ん?そうか。立ち位置によって、正義は変わるのか。そうか、そうか。だから、この題名で良いのか。そうか、そうか。

あまり詳細は語られていないのだが、マークスは単なる軍人ではなく、一人で一個小隊に匹敵する位の強者なのであった。彼が銃を構える際も、映画的な腰高に構えるのではなく、きちんと銃床を肩に当てて撃つのが、プロっぽくて怖過ぎる。殺しに対して抵抗がない。コールドブラッドではないか。
その様を観ていると、昔、新宿のK's cinemaで『アルマジロ』というドキュメンタリー映画を観たのを思い出した。
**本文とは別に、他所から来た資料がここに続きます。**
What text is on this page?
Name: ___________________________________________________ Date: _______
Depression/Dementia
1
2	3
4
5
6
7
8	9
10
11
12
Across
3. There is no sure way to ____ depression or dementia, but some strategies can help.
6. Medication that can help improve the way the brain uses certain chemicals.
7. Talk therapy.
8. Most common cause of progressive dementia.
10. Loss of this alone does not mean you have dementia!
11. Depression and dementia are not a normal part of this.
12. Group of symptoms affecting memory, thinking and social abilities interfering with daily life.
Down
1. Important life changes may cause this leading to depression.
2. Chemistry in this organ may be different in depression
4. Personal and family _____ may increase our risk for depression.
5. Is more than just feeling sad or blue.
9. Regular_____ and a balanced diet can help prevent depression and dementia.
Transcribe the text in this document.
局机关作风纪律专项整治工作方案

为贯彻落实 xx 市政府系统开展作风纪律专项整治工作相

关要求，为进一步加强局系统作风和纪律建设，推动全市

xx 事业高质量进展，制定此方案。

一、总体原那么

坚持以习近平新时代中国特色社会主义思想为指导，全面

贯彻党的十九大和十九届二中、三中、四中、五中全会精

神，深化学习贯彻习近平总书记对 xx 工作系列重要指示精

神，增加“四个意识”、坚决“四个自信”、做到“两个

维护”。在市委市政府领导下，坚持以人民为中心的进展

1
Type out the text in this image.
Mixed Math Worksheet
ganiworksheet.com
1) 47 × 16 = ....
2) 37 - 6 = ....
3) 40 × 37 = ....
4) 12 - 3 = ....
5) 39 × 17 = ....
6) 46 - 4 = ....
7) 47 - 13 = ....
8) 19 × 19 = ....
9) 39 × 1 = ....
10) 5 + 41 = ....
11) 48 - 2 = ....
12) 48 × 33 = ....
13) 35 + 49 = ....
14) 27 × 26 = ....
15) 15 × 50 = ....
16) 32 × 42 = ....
アフガニスタンに派遣されたデンマーク軍を追うドキュメンタリー作品であったが、塹壕に潜むタリバン兵に向かって、手榴弾を投げて爆殺するシーンがあり、これは観ても良いものなのか?と衝撃を受けたことを、今でも鮮明に記憶している。やはり、戦争は人の心を蝕むものだ。よくない、よくない。

国名を失念してしまったのだが、冒頭と末尾の場面はラトビアかエストニア(リトアニアでなかったことは確か)であった。これは、自転車を欲しがった女の子の願いによって、デンマークに住むマチルデの自転車が盗まれ、巡り着いて女の子の元に届くということなのだが、デンマークとの関係性がどうであるのかは知らないし、取り立ててその国、その場所に意味があるということではないのかも知れないのだが、妙に気になってしまった。単にデンマークよりも貧しいと言っている様にも受け取れるし、倹しくとも住む人々の心は彼らの方が豊かであると言っている様にも受け入れられる。個人的に、ヨーロッパの国交というものを調べてみようかしら、なんて気になってしまった。

ちょいちょい挟まれるギャクに、笑っていいものかどうなのか、思案に余る場面が散見し、もやもやする所が多い映画ではあったが、要するに、強く信じる事の大切さというものが感じられた。間違いも正当化すれば、大義となる。危ない思想だけれども、何か事を成す際には、必要な事なのだ。私も程ほどに信念を強くして生きたい。